L’intérieur est également revêtu de cuir et on peut y ajouter une chaîne hi-fi.

Par contre niveau performances, c’est la douche froide puisque c’est le V6 catalysé qui se retrouve sous le capot avec ses 185 ch. En option on peut quand même la commander avec une préparation Danielson. Là on obtient 210 canassons et la vitesse de pointe flirte de nouveau avec les 250 km/h.

Limitée à 300 exemplaires, c’est le chant du cygne des Alpine GTA. Fin 1990 elle laisse sa place après 6494 exemplaires produits dont seulement 1509 atmosphériques. Un chiffre qui paraît faiblard, mais dont la moyenne annuelle est plus haute que l’A310 ! Sa remplaçante est dans les tuyaux… et son histoire sera à peu près similaire.

Les Alpine GTA de nos jours

Si vous cherchez une dieppoise qui soit plus GT que purement sportive, vous devez considérer les Alpine GTA. Et les prix vous donneront raison.

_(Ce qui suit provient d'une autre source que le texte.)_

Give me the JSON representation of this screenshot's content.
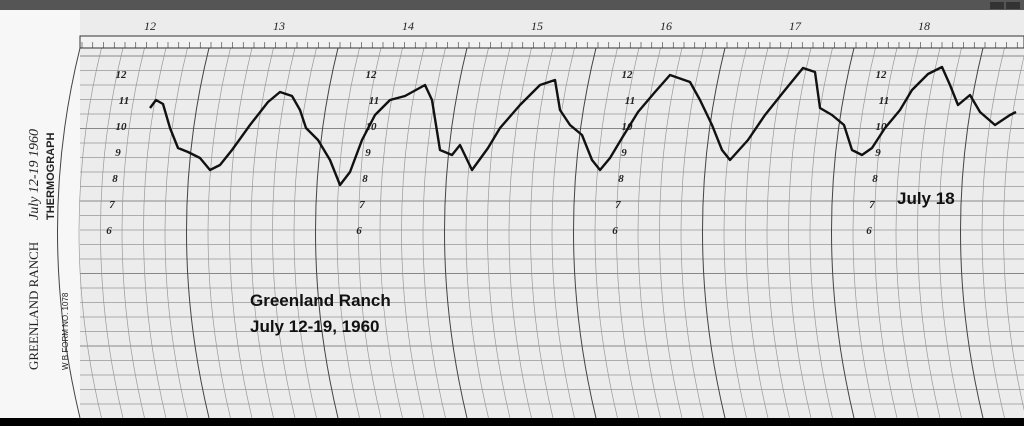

Les moins onéreuses sont les versions atmo. Vous en trouverez entre 20 et 25.000 €. Les versions Turbo catalysées se trouveront généralement en dessous des 30.000 € et les Turbo non-catalysées peuvent grimper au dessus de cette barre.

Évidemment les séries limitées des Alpine GTA, les Mille Miles et Le Mans sont plus difficiles à trouver mais ont des prix relativement semblables. Elles peuvent ainsi monter au dessus des 35.000 € pour les plus beaux exmplaires.

Source principale : Les Alpinistes

Benjamin

http://newsdanciennes.com

Passionné d'automobile ancienne, il a créé News d'Anciennes en 2013 à force de se balader sur les salons sans savoir quoi faire de ses photos. Conducteur occasionnel de Simca 1100 il adore conduire les voitures des autres, dès qu'elles sont un peu plus rapides !

Commentaires

  1. Régis V

    Comme à l’habitude l’article est bien documenté et permet de s’y retrouver dans l’évolution du modèle. Mais je prends le clavier pour un demi hors sujet car une fin de phrase m’a interpellé: « moins piégeuse que l’A310 ». Si je peux émettre une hypothèse: une 310 à la géométrie bien réglée n’est pas piégeuse. Mais ladite géométrie a la mauvaise évolution facile et nombre de propriétaires non avertis se plaignaient et subissaient jusqu’à rencontrer un bon conseilleur et repasser assez souvent leur voiture sur le banc.
    La GTA a reçu des voies et un empattement augmentés qui contribuent à reculer les limites.